二人の記憶に深く刻まれたのは、ラウンジで手にした小さなアイスキャンディーの、鋭い冷たさだった。5月の名古屋は、新緑の鮮やかさと同時に、肌にまとわりつくような湿度がある。そんな重い空気の中で、口の中でゆっくりと溶けていく氷の冷たさは、思考をクリアにする心地よい刺激だった。「冷たいね」と誰かが呟いた。パキリと氷が割れる小さな音だけが、二人の間に響く。特別な会話はなかったけれど、同じ冷たさを味わっているという事実が、見えない糸のように私たちを繋いでいた。

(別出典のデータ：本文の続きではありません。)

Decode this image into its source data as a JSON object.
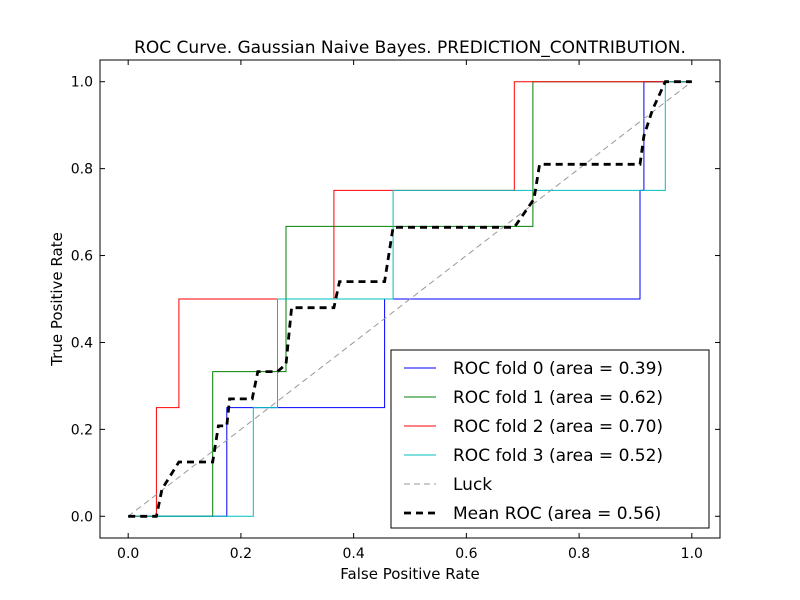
{
  "chart_data": {
    "type": "line",
    "title": "ROC Curve. Gaussian Naive Bayes. PREDICTION_CONTRIBUTION.",
    "xlabel": "False Positive Rate",
    "ylabel": "True Positive Rate",
    "xlim": [
      -0.05,
      1.05
    ],
    "ylim": [
      -0.05,
      1.05
    ],
    "xticks": [
      "0.0",
      "0.2",
      "0.4",
      "0.6",
      "0.8",
      "1.0"
    ],
    "yticks": [
      "0.0",
      "0.2",
      "0.4",
      "0.6",
      "0.8",
      "1.0"
    ],
    "grid": false,
    "legend_position": "bottom-right",
    "series": [
      {
        "name": "ROC fold 0 (area = 0.39)",
        "color": "#0000ff",
        "style": "solid",
        "x": [
          0.0,
          0.175,
          0.175,
          0.455,
          0.455,
          0.908,
          0.908,
          0.915,
          0.915,
          1.0
        ],
        "y": [
          0.0,
          0.0,
          0.25,
          0.25,
          0.5,
          0.5,
          0.75,
          0.75,
          1.0,
          1.0
        ]
      },
      {
        "name": "ROC fold 1 (area = 0.62)",
        "color": "#008000",
        "style": "solid",
        "x": [
          0.0,
          0.15,
          0.15,
          0.28,
          0.28,
          0.718,
          0.718,
          1.0
        ],
        "y": [
          0.0,
          0.0,
          0.333,
          0.333,
          0.667,
          0.667,
          1.0,
          1.0
        ]
      },
      {
        "name": "ROC fold 2 (area = 0.70)",
        "color": "#ff0000",
        "style": "solid",
        "x": [
          0.0,
          0.05,
          0.05,
          0.09,
          0.09,
          0.365,
          0.365,
          0.685,
          0.685,
          1.0
        ],
        "y": [
          0.0,
          0.0,
          0.25,
          0.25,
          0.5,
          0.5,
          0.75,
          0.75,
          1.0,
          1.0
        ]
      },
      {
        "name": "ROC fold 3 (area = 0.52)",
        "color": "#00bfbf",
        "style": "solid",
        "x": [
          0.0,
          0.222,
          0.222,
          0.265,
          0.265,
          0.47,
          0.47,
          0.953,
          0.953,
          1.0
        ],
        "y": [
          0.0,
          0.0,
          0.25,
          0.25,
          0.5,
          0.5,
          0.75,
          0.75,
          1.0,
          1.0
        ]
      },
      {
        "name": "Luck",
        "color": "#999999",
        "style": "dashed",
        "x": [
          0.0,
          1.0
        ],
        "y": [
          0.0,
          1.0
        ]
      },
      {
        "name": "Mean ROC (area = 0.56)",
        "color": "#000000",
        "style": "dashed-bold",
        "x": [
          0.0,
          0.05,
          0.06,
          0.09,
          0.1,
          0.15,
          0.16,
          0.175,
          0.18,
          0.22,
          0.23,
          0.265,
          0.28,
          0.29,
          0.365,
          0.375,
          0.455,
          0.47,
          0.685,
          0.72,
          0.73,
          0.908,
          0.915,
          0.93,
          0.953,
          1.0
        ],
        "y": [
          0.0,
          0.0,
          0.0625,
          0.125,
          0.125,
          0.125,
          0.208,
          0.208,
          0.27,
          0.27,
          0.333,
          0.333,
          0.35,
          0.48,
          0.48,
          0.54,
          0.54,
          0.665,
          0.665,
          0.73,
          0.81,
          0.81,
          0.875,
          0.935,
          1.0,
          1.0
        ]
      }
    ]
  }
}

その後の大浴場で、ミストサウナの濃密な蒸気に包まれ、自分の輪郭が曖昧になる感覚を共有したとき、心の中に溜まっていた正体不明の緊張が、汗と一緒に流れ出していった。翌朝のビュッフェでは、名古屋めしの濃い味噌の香りが、眠っていた五感を心地よく揺さぶった。炊きたての白いご飯から立ち上る真っ白な湯気と、甘辛い料理の香り。コーヒーマシンの低い作動音と、遠くで聞こえる誰かの笑い声が、心地よいBGMのように流れていた。ベッセルホテルカンパーナ名古屋で過ごした時間は、ただ隣にいて、同じ温度を感じることの贅沢さを、静かに教えてくれた。

窓の外では、5月の青い空が、どこまでも深く、透き通るように広がっていた。

  • 徒歩圏内の名古屋城まで、新緑の香りに包まれながらゆっくりと散歩するのがおすすめ。
  • 大浴場後の休憩処で、何も考えずにぼーっとする贅沢な時間を大切にしてみて。